The popular 2,000-foot pier was expected to remain closed through at least Saturday due to waves that had the potential to reach up to nine feet.
The most powerful waves would hit San Diego County beaches on Saturday morning but the National Weather Service issued a High Surf Advisory through 4 p.m. Sunday.
The agency warned that during that time, swimming conditions would be dangerous and there was a possibility of strong rip currents and erosion and local beaches.
"I got stuck in a current, I couldn't be unhooked from my board and I got thrown into the pier a couple of times," a surfer told NBC 7. "So I decided to give the lifeguards something to do and give them the opportunity to save me."
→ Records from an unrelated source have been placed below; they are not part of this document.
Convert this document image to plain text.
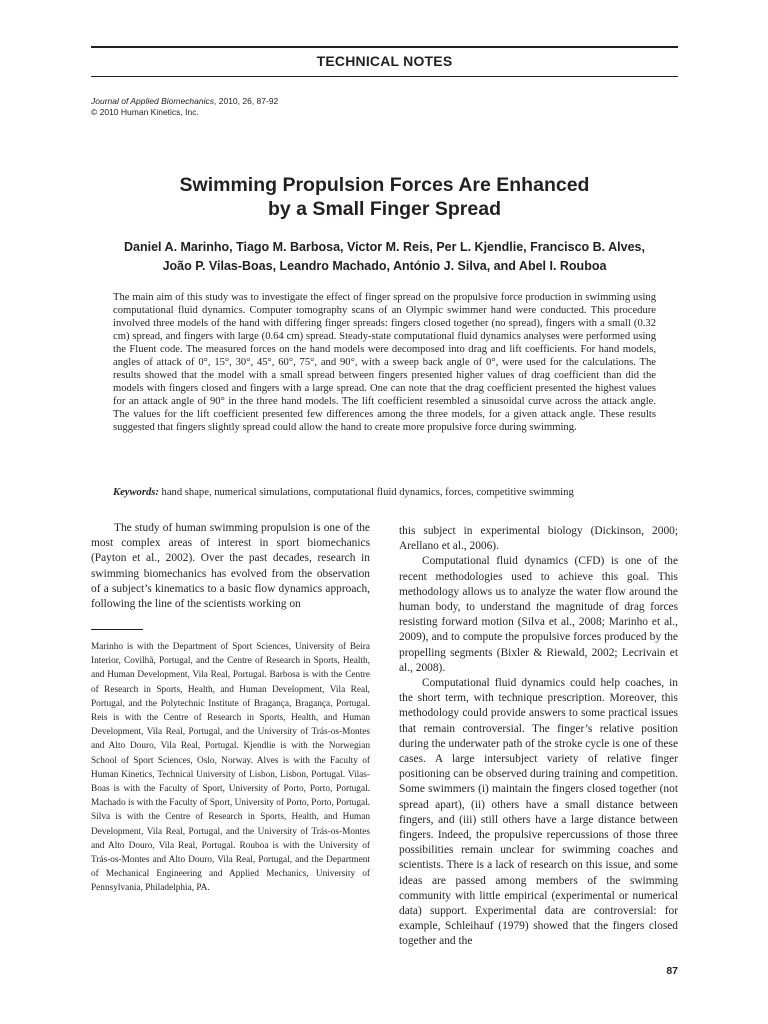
TECHNICAL NOTES
Journal of Applied Biomechanics, 2010, 26, 87-92
© 2010 Human Kinetics, Inc.
Swimming Propulsion Forces Are Enhanced
by a Small Finger Spread
Daniel A. Marinho, Tiago M. Barbosa, Victor M. Reis, Per L. Kjendlie, Francisco B. Alves,
João P. Vilas-Boas, Leandro Machado, António J. Silva, and Abel I. Rouboa
The main aim of this study was to investigate the effect of finger spread on the propulsive force production in swimming using computational fluid dynamics. Computer tomography scans of an Olympic swimmer hand were conducted. This procedure involved three models of the hand with differing finger spreads: fingers closed together (no spread), fingers with a small (0.32 cm) spread, and fingers with large (0.64 cm) spread. Steady-state computational fluid dynamics analyses were performed using the Fluent code. The measured forces on the hand models were decomposed into drag and lift coefficients. For hand models, angles of attack of 0°, 15°, 30°, 45°, 60°, 75°, and 90°, with a sweep back angle of 0°, were used for the calculations. The results showed that the model with a small spread between fingers presented higher values of drag coefficient than did the models with fingers closed and fingers with a large spread. One can note that the drag coefficient presented the highest values for an attack angle of 90° in the three hand models. The lift coefficient resembled a sinusoidal curve across the attack angle. The values for the lift coefficient presented few differences among the three models, for a given attack angle. These results suggested that fingers slightly spread could allow the hand to create more propulsive force during swimming.
Keywords: hand shape, numerical simulations, computational fluid dynamics, forces, competitive swimming

The study of human swimming propulsion is one of the most complex areas of interest in sport biomechanics (Payton et al., 2002). Over the past decades, research in swimming biomechanics has evolved from the observation of a subject’s kinematics to a basic flow dynamics approach, following the line of the scientists working on

Marinho is with the Department of Sport Sciences, University of Beira Interior, Covilhã, Portugal, and the Centre of Research in Sports, Health, and Human Development, Vila Real, Portugal. Barbosa is with the Centre of Research in Sports, Health, and Human Development, Vila Real, Portugal, and the Polytechnic Institute of Bragança, Bragança, Portugal. Reis is with the Centre of Research in Sports, Health, and Human Development, Vila Real, Portugal, and the University of Trás-os-Montes and Alto Douro, Vila Real, Portugal. Kjendlie is with the Norwegian School of Sport Sciences, Oslo, Norway. Alves is with the Faculty of Human Kinetics, Technical University of Lisbon, Lisbon, Portugal. Vilas-Boas is with the Faculty of Sport, University of Porto, Porto, Portugal. Machado is with the Faculty of Sport, University of Porto, Porto, Portugal. Silva is with the Centre of Research in Sports, Health, and Human Development, Vila Real, Portugal, and the University of Trás-os-Montes and Alto Douro, Vila Real, Portugal. Rouboa is with the University of Trás-os-Montes and Alto Douro, Vila Real, Portugal, and the Department of Mechanical Engineering and Applied Mechanics, University of Pennsylvania, Philadelphia, PA.

this subject in experimental biology (Dickinson, 2000; Arellano et al., 2006).

Computational fluid dynamics (CFD) is one of the recent methodologies used to achieve this goal. This methodology allows us to analyze the water flow around the human body, to understand the magnitude of drag forces resisting forward motion (Silva et al., 2008; Marinho et al., 2009), and to compute the propulsive forces produced by the propelling segments (Bixler & Riewald, 2002; Lecrivain et al., 2008).

Computational fluid dynamics could help coaches, in the short term, with technique prescription. Moreover, this methodology could provide answers to some practical issues that remain controversial. The finger’s relative position during the underwater path of the stroke cycle is one of these cases. A large intersubject variety of relative finger positioning can be observed during training and competition. Some swimmers (i) maintain the fingers closed together (not spread apart), (ii) others have a small distance between fingers, and (iii) still others have a large distance between fingers. Indeed, the propulsive repercussions of those three possibilities remain unclear for swimming coaches and scientists. There is a lack of research on this issue, and some ideas are passed among members of the swimming community with little empirical (experimental or numerical data) support. Experimental data are controversial: for example, Schleihauf (1979) showed that the fingers closed together and the

87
Lifeguards closed the pier around 9:45 a.m. Friday and they were at the beach giving out warnings to surfers who tried to tackle the big waves.
The Ocean Beach Pier was closed for more than four months this year after a January storm created what is known as King Tide waves that ripped of a portion of the pier's railing.
The city of San Diego replaced thousands of feet of railing and fixed electric, water and sewage lines at a cost of about $309,000.
At more than 1,970 feet, the Ocean Beach pier, which opened in 1966, is the second-longest on the West Coast and the longest concrete pier in the world.